The mechanic: a 1/3 holdout in any impaired senior class can block consensual confirmation under most U.S. indentures. If the empty-creditor share of a class exceeds that threshold the firm is functionally forced into Chapter 11 even when every economic creditor would prefer cure. The CDS market does not need to be large in absolute terms to swing a single distressed name — it needs to be large relative to the bond float of that name.

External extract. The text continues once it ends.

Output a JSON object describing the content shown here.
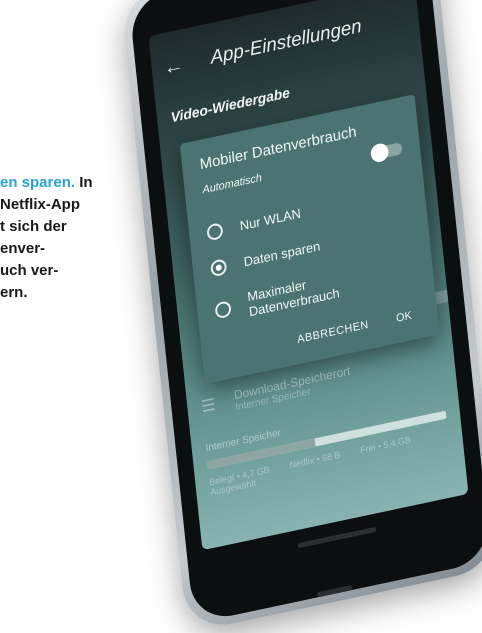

| Creditor type | Net economic exposure | Workout vote |
|---|---|---|
| Unhedged bondholder | +$500M long credit | For — recovery from cure exceeds liquidation |
| Bond + matched CDS (full hedge) | ≈ flat | Indifferent or slight preference for default (CDS basis) |
| Bond + over-hedged CDS | Net short credit | Against — default is the more profitable outcome |
| Naked CDS protection buyer (no bond) | Short credit, no vote | Cannot vote but lobbies and trades against cure narrative |
Worked example — Vanmark Communications faces a covenant breach. Bond float is $2.1B; DTCC weekly net notional CDS outstanding on Vanmark is $1.4B, or 67% of float. Vanmark's restructuring counsel proposes a coupon-deferral and maturity-extension workout. Roughly 32% of the senior class votes against, narrowly clearing the 1/3 blocking threshold under the indenture. Cross-referencing the DTCC participant list against the bondholder register shows that two CDS-net-short funds together hold 28% of the senior class. Vanmark files Chapter 11. CDS contracts settle at the ISDA auction. Empty creditors collect on protection; workout-supporting creditors take a 40% NPV haircut versus what the consensual deal would have delivered.

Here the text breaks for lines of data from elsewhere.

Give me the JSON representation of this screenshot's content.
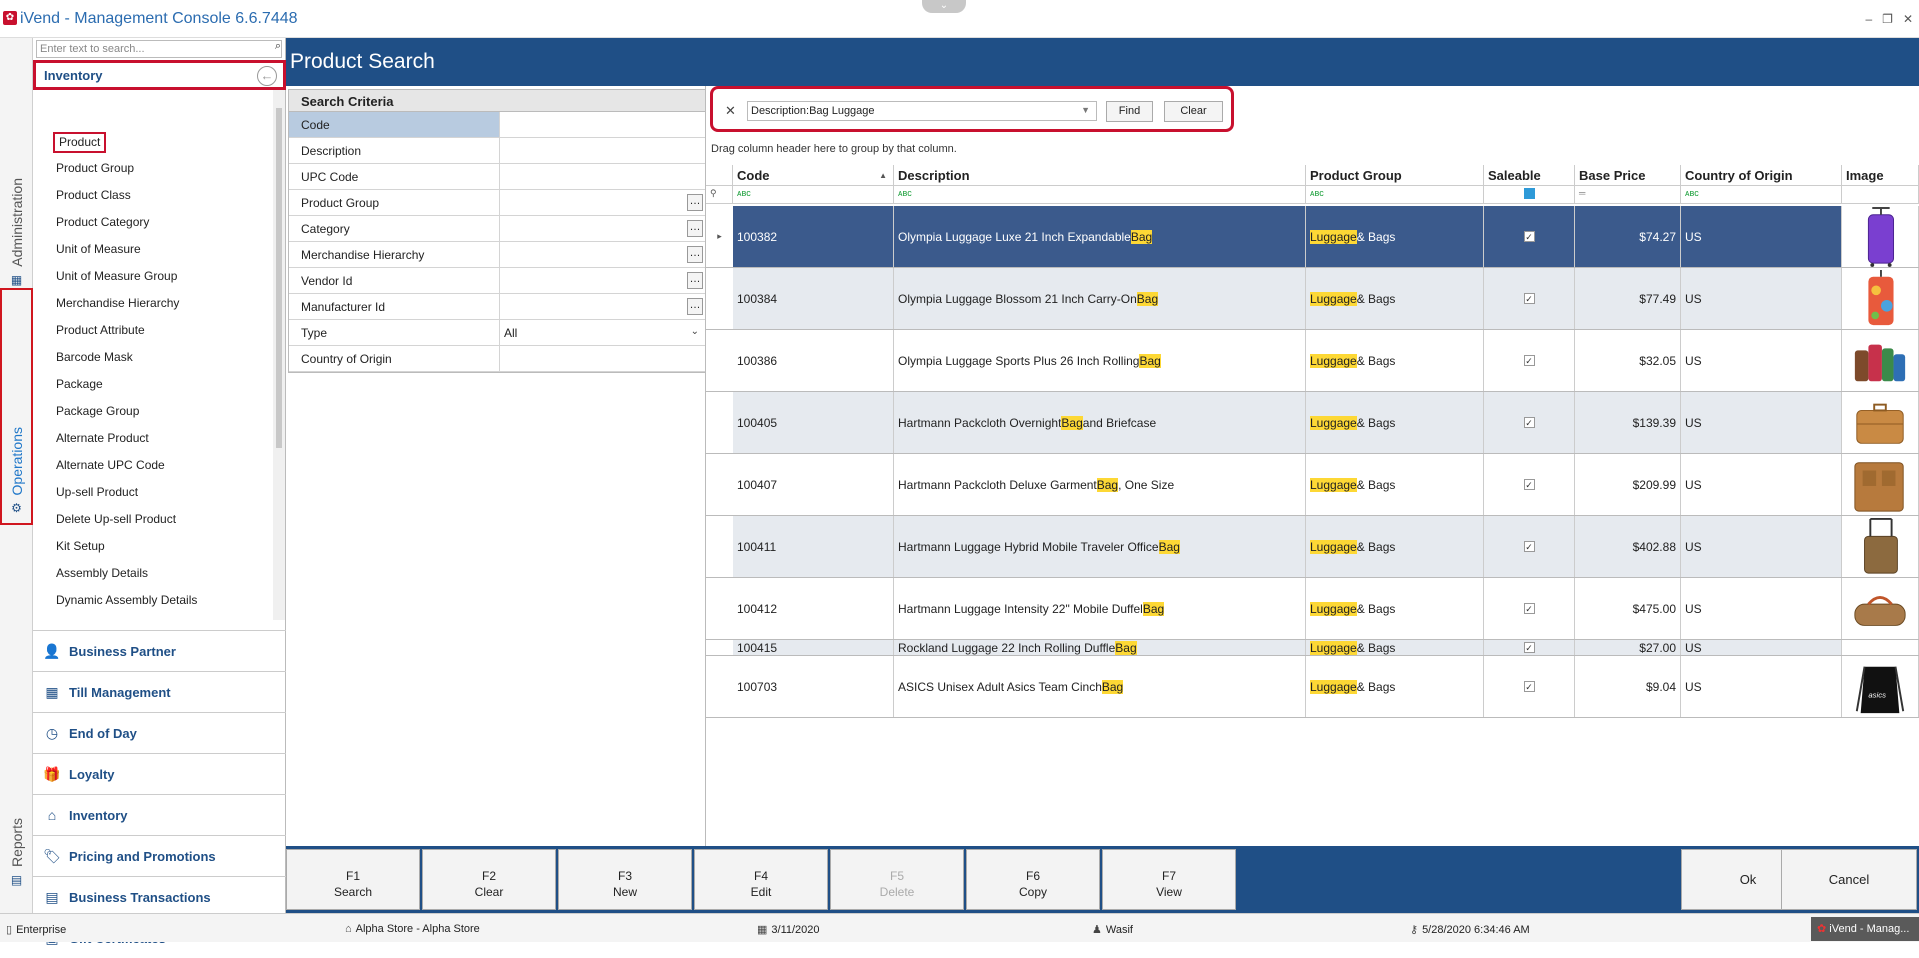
{
  "window": {
    "title": "iVend - Management Console  6.6.7448",
    "top_tab_glyph": "⌄",
    "controls": [
      "–",
      "❐",
      "✕"
    ]
  },
  "vtabs": {
    "administration": "Administration",
    "operations": "Operations",
    "reports": "Reports"
  },
  "nav": {
    "search_placeholder": "Enter text to search...",
    "header": "Inventory",
    "items": [
      "Product",
      "Product Group",
      "Product Class",
      "Product Category",
      "Unit of Measure",
      "Unit of Measure Group",
      "Merchandise Hierarchy",
      "Product Attribute",
      "Barcode Mask",
      "Package",
      "Package Group",
      "Alternate Product",
      "Alternate UPC Code",
      "Up-sell Product",
      "Delete Up-sell Product",
      "Kit Setup",
      "Assembly Details",
      "Dynamic Assembly Details"
    ],
    "groups": [
      "Business Partner",
      "Till Management",
      "End of Day",
      "Loyalty",
      "Inventory",
      "Pricing and Promotions",
      "Business Transactions",
      "Gift Certificates"
    ]
  },
  "main": {
    "title": "Product Search"
  },
  "criteria": {
    "title": "Search Criteria",
    "rows": [
      {
        "label": "Code",
        "value": ""
      },
      {
        "label": "Description",
        "value": ""
      },
      {
        "label": "UPC Code",
        "value": ""
      },
      {
        "label": "Product Group",
        "value": ""
      },
      {
        "label": "Category",
        "value": ""
      },
      {
        "label": "Merchandise Hierarchy",
        "value": ""
      },
      {
        "label": "Vendor Id",
        "value": ""
      },
      {
        "label": "Manufacturer Id",
        "value": ""
      },
      {
        "label": "Type",
        "value": "All"
      },
      {
        "label": "Country of Origin",
        "value": ""
      }
    ]
  },
  "find": {
    "value": "Description:Bag Luggage",
    "find_label": "Find",
    "clear_label": "Clear"
  },
  "grid": {
    "group_hint": "Drag column header here to group by that column.",
    "columns": [
      "Code",
      "Description",
      "Product Group",
      "Saleable",
      "Base Price",
      "Country of Origin",
      "Image"
    ],
    "filter_glyph": "ᴀʙᴄ",
    "rows": [
      {
        "code": "100382",
        "desc_pre": "Olympia Luggage Luxe 21 Inch Expandable ",
        "desc_hl": "Bag",
        "desc_post": "",
        "group_hl": "Luggage",
        "group_post": " & Bags",
        "saleable": true,
        "price": "$74.27",
        "country": "US",
        "image": "purple-suitcase"
      },
      {
        "code": "100384",
        "desc_pre": "Olympia Luggage Blossom 21 Inch Carry-On ",
        "desc_hl": "Bag",
        "desc_post": "",
        "group_hl": "Luggage",
        "group_post": " & Bags",
        "saleable": true,
        "price": "$77.49",
        "country": "US",
        "image": "floral-suitcase"
      },
      {
        "code": "100386",
        "desc_pre": "Olympia Luggage Sports Plus 26 Inch Rolling ",
        "desc_hl": "Bag",
        "desc_post": "",
        "group_hl": "Luggage",
        "group_post": " & Bags",
        "saleable": true,
        "price": "$32.05",
        "country": "US",
        "image": "luggage-set"
      },
      {
        "code": "100405",
        "desc_pre": "Hartmann Packcloth Overnight ",
        "desc_hl": "Bag",
        "desc_post": " and Briefcase",
        "group_hl": "Luggage",
        "group_post": " & Bags",
        "saleable": true,
        "price": "$139.39",
        "country": "US",
        "image": "briefcase"
      },
      {
        "code": "100407",
        "desc_pre": "Hartmann Packcloth Deluxe Garment ",
        "desc_hl": "Bag",
        "desc_post": ", One Size",
        "group_hl": "Luggage",
        "group_post": " & Bags",
        "saleable": true,
        "price": "$209.99",
        "country": "US",
        "image": "garment-bag"
      },
      {
        "code": "100411",
        "desc_pre": "Hartmann Luggage Hybrid Mobile Traveler Office ",
        "desc_hl": "Bag",
        "desc_post": "",
        "group_hl": "Luggage",
        "group_post": " & Bags",
        "saleable": true,
        "price": "$402.88",
        "country": "US",
        "image": "rolling-office-bag"
      },
      {
        "code": "100412",
        "desc_pre": "Hartmann Luggage Intensity 22\" Mobile  Duffel ",
        "desc_hl": "Bag",
        "desc_post": "",
        "group_hl": "Luggage",
        "group_post": " & Bags",
        "saleable": true,
        "price": "$475.00",
        "country": "US",
        "image": "duffel"
      },
      {
        "code": "100415",
        "desc_pre": "Rockland Luggage 22 Inch Rolling Duffle ",
        "desc_hl": "Bag",
        "desc_post": "",
        "group_hl": "Luggage",
        "group_post": " & Bags",
        "saleable": true,
        "price": "$27.00",
        "country": "US",
        "image": ""
      },
      {
        "code": "100703",
        "desc_pre": "ASICS Unisex Adult Asics Team Cinch ",
        "desc_hl": "Bag",
        "desc_post": "",
        "group_hl": "Luggage",
        "group_post": " & Bags",
        "saleable": true,
        "price": "$9.04",
        "country": "US",
        "image": "cinch-bag"
      }
    ]
  },
  "fkeys": [
    {
      "key": "F1",
      "label": "Search",
      "enabled": true
    },
    {
      "key": "F2",
      "label": "Clear",
      "enabled": true
    },
    {
      "key": "F3",
      "label": "New",
      "enabled": true
    },
    {
      "key": "F4",
      "label": "Edit",
      "enabled": true
    },
    {
      "key": "F5",
      "label": "Delete",
      "enabled": false
    },
    {
      "key": "F6",
      "label": "Copy",
      "enabled": true
    },
    {
      "key": "F7",
      "label": "View",
      "enabled": true
    }
  ],
  "actions": {
    "ok": "Ok",
    "cancel": "Cancel"
  },
  "status": {
    "edition": "Enterprise",
    "store": "Alpha Store - Alpha Store",
    "date": "3/11/2020",
    "user": "Wasif",
    "datetime": "5/28/2020 6:34:46 AM",
    "task": "iVend - Manag..."
  },
  "colors": {
    "brand": "#1f4f86",
    "highlight": "#fdd835",
    "annotation": "#c8102e",
    "selected_row": "#3b5a8c"
  }
}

Three structural mitigants restructuring counsel uses when empty creditors are detected. (1) Pre-package — file a pre-arranged plan with broad lock-up agreements signed before any credit event so individual votes never reach the standard threshold. (2) Exchange offer with consent solicitation — strip restrictive covenants from the existing notes via majority consent so the workout binds even reluctant holders. (3) Voluntary credit event — engineer a narrow-scope event (selective default on a small bond series) that triggers CDS payouts before the broader workout, neutralising the over-hedged holders' incentive to obstruct. Each has trade-offs; none is costless.
Sit with the ideas.
Pelham Holdings is negotiating a coupon-deferral workout with its senior bondholder class. One creditor in the class holds $500M of Pelham senior notes and $700M of single-name CDS protection on Pelham. The proposed workout exchanges the existing notes for new notes plus warrants worth roughly 85 cents on the dollar; under the workout no credit event triggers, so the CDS does not pay. What posture should you expect that creditor to take in the vote?